Nature of excitons and their ligand-mediated delocalization in nickel dihalide charge-transfer insulators

The fundamental optical excitations of correlated transition-metal compounds are typically identified with multielectronic transitions localized at the transition-metal site, such as dd transitions. In this vein, intense interest has surrounded the appearance of sharp, below band-gap optical transitions, i.e. excitons, within the magnetic phase of correlated Ni^2+ van der Waals magnets. The interplay of magnetic and charge-transfer insulating ground states in Ni^2+ systems raises intriguing questions on the roles of long-range magnetic order and of metal-ligand charge transfer in the exciton nature, which inspired microscopic descriptions beyond typical dd excitations. Here we study the impact of charge-transfer and magnetic order on the excitation spectrum of the nickel dihalides (NiX_2, X = Cl, Br, and I) using Ni-L_3 resonant inelastic x-ray scattering (RIXS).

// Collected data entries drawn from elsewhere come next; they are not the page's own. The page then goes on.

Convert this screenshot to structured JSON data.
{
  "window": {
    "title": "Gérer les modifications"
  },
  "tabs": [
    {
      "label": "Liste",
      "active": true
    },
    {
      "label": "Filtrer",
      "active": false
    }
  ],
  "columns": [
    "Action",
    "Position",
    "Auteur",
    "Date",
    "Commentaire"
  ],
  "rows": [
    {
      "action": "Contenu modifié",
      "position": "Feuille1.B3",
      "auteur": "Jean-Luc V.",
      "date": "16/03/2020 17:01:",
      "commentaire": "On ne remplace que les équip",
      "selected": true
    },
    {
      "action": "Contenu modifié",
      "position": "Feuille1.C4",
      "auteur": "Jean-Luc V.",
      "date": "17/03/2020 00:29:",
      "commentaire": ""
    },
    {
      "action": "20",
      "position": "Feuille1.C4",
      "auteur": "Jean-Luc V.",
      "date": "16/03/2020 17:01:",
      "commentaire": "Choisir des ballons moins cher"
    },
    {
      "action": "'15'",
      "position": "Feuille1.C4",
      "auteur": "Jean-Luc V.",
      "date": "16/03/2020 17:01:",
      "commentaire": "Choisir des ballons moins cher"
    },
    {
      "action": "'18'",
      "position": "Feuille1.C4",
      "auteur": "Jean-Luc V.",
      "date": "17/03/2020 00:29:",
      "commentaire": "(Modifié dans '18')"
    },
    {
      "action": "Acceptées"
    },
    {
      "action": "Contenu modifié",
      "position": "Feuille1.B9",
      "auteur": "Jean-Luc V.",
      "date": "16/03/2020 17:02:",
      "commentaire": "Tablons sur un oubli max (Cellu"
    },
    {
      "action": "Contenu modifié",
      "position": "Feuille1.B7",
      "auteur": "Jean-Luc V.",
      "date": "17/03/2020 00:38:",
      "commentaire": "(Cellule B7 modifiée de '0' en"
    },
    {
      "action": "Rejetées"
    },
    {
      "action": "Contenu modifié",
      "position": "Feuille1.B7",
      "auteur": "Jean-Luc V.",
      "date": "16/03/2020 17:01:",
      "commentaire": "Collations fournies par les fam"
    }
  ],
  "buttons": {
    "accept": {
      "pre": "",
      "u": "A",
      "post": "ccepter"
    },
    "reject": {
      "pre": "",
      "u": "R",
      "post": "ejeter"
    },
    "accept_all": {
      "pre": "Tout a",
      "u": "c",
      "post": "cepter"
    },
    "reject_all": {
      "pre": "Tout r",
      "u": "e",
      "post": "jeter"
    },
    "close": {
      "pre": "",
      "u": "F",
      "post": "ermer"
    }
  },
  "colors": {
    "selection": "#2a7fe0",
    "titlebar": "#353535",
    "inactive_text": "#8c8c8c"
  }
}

In all compounds, we detect sharp excitations, analogous to the recently reported excitons, and assign them to spin-singlet multiplets of octahedrally-coordinated Ni^2+ stabilized by intra-atomic Hund's exchange. Additionally, we demonstrate that these excitons are dispersive using momentum resolved RIXS. Our data evidence a ligand-mediated multiplet dispersion, which is tuned by the charge-transfer gap and independent of the presence of long-range magnetic order. This reveals the mechanisms governing non-local interactions of on-site dd excitations with the surrounding crystal/magnetic structure, in analogy to ground state superexchange. These measurements thus establish the roles of magnetic order, self-doped ligand holes, and intersite coupling mechanisms for the properties of dd excitations in charge-transfer insulators.